Muscle loss can cause a number of health problems as you...

Muscle loss can cause a number of health problems as you...
Muscle loss can cause a number of health problems as you...
Here’s a sobering fact: you can lose up to 40% of your muscle mass between your 20s and 80s. This may sound strange, but it’s a natural part of aging. Known as sarcopenia, it is the gradual loss of muscle mass that occurs with age. Although we can start losing muscle from our 20s, that loss really accelerates once we hit our 60s. At the same time that sarcopenia leads to a loss of muscle mass, at the same time we are gaining fat mass and also seeing a sharp loss of strength. All of these can have a huge impact on how well an older person moves.

Muscle mass plays a huge role in our health. So much so that sarcopenia and sarcopenic obesity (the combination of low muscle mass and excess fat) and dynapenia (loss of muscle strength) have been linked to a surprisingly wide range of health conditions, from heart disease and diabetes to frailty and dementia.

In fact, among people who already have heart disease, those with the highest muscle mass seem to have the best chance of living longer. On the flip side, people with the smallest amounts of muscle seem to have the greatest risk of dying prematurely for any reason. This tells us that muscles could play a protective role in heart health. We don’t yet know why this happens – but it may have something to do with chemical messengers (myokines) that healthy muscles produce and can help reduce inflammation throughout the body.

Another great benefit of having healthy muscles is that they protect us from diabetes. When we eat and digest carbohydrates like potatoes, bread or rice, sugar enters our bloodstream, much of which is sent to our muscles. Our muscles use this sugar for energy or store it as glycogen to maintain stable blood sugar levels. This process is an important part of controlling blood sugar levels and explains why people with fewer muscles are more likely to develop diabetes.

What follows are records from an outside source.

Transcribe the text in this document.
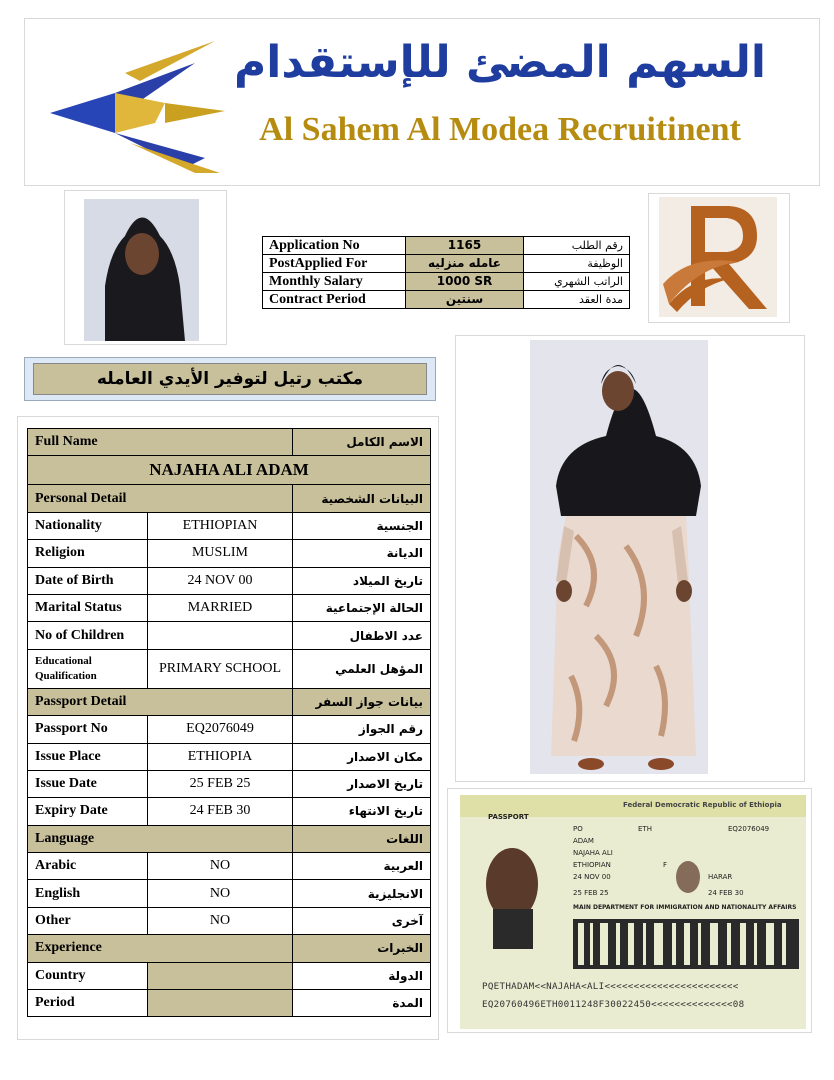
السهم المضئ للإستقدام
Al Sahem Al Modea Recruitinent
Application No	1165	رقم الطلب
PostApplied For	عامله منزليه	الوظيفة
Monthly Salary	1000 SR	الراتب الشهري
Contract Period	سنتين	مدة العقد
مكتب رتيل لتوفير الأيدي العامله
Full Name		الاسم الكامل
NAJAHA ALI ADAM		
Personal Detail		البيانات الشخصية
Nationality	ETHIOPIAN	الجنسية
Religion	MUSLIM	الديانة
Date of Birth	24 NOV 00	تاريخ الميلاد
Marital Status	MARRIED	الحالة الإجتماعية
No of Children		عدد الاطفال
Educational Qualification	PRIMARY SCHOOL	المؤهل العلمي
Passport Detail		بيانات جواز السفر
Passport No	EQ2076049	رقم الجواز
Issue Place	ETHIOPIA	مكان الاصدار
Issue Date	25 FEB 25	تاريخ الاصدار
Expiry Date	24 FEB 30	تاريخ الانتهاء
Language		اللغات
Arabic	NO	العربية
English	NO	الانجليزية
Other	NO	آخرى
Experience		الخبرات
Country		الدولة
Period		المدة
Federal Democratic Republic of Ethiopia
PASSPORT
PO	ETH	EQ2076049
ADAM
NAJAHA ALI
ETHIOPIAN	F
24 NOV 00	HARAR
25 FEB 25	24 FEB 30
MAIN DEPARTMENT FOR IMMIGRATION AND NATIONALITY AFFAIRS
PQETHADAM<<NAJAHA<ALI<<<<<<<<<<<<<<<<<<<<<<<
EQ20760496ETH0011248F30022450<<<<<<<<<<<<<<08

In the elderly, low muscle counts are also associated with greater frailty, weakness, and less ability to perform normal daily activities. This means that people can have problems with normal tasks, such as B. Getting up, getting up from chairs, climbing stairs or carrying food. All of this can make independent life much more difficult. Movement difficulties can also make people move even less, which speeds up muscle loss.

People with sarcopenia who lead sedentary lives are also at greater risk of osteoporosis. This is because active muscles send signals to bones that help them stay strong. The loss of strength from sarcopenia means people are more prone to falls and broken bones. Again, this fear of falling can make some people more sedentary, affecting their quality of life and putting them at higher risk for depression.

Although sarcopenia is a natural part of aging, muscle loss is largely accelerated by inactivity. As we get older, we tend to exercise less. However, exercise is one of the most important signals our body needs to keep our muscles strong and healthy. Without this signal, our muscles get smaller and weaker over time. Eating protein also acts as a signal for muscle growth and maintenance. However, as we get older, we tend to have less appetite and eat less protein, which increases the risk of muscle loss.

Protein in your diet can help maintain muscle.
New Africa / Shutterstock

Lower levels of hormones like testosterone and estrogen, higher levels of body fat, insulin resistance (when the body doesn’t handle glucose as intended, which can lead to diabetes), and higher levels of inflammation are other reasons why older people lose more muscle easily than younger people. In fact, all of these factors combine to create what is known as “anabolic resistance”. This means the body doesn’t respond as well to the signals that normally lead to muscle growth.

If that’s not enough, current COVID-19 restrictions can make muscle loss even more likely. Data from smartphones showed that people were more sedentary than usual during lockdown. We also know that people’s sleep quality has decreased and people are likely to experience more stress and anxiety. These factors can also accelerate muscle loss by affecting hormones that increase muscle breakdown and promote weight gain by affecting appetite hormones, which causes people to eat more processed foods with more calories.

This is known as a “catabolic crisis” – a short period of time during which conditions come together to make muscle loss much more likely. Another example of a catabolic crisis would be when someone was hospitalized or forced to spend days or even weeks in bed. COVID-19 could very well lead to a catabolic crisis for many older adults following a lockdown.

Muscle loss can be prevented or at least slowed by making some lifestyle changes, namely exercise and diet. Weight training like lifting weights or using elastic resistance bands helps keep muscles strong and healthy, and regular walking can also help.

Eating a high-protein diet that includes foods like lean meat, fish, eggs, and low-fat dairy products can also help build and maintain more muscle than just exercising. It’s especially important to consume at least 25-40 grams of protein per meal. In addition, popular supplements like vitamin D, fish oil, and creatine (a naturally occurring substance in muscles that helps them produce energy) can help people retain more muscle and improve their quality of life as they age. During this pandemic, when muscle wasting is more likely, prioritizing regular exercise and a healthy diet can make a big difference to long-term health.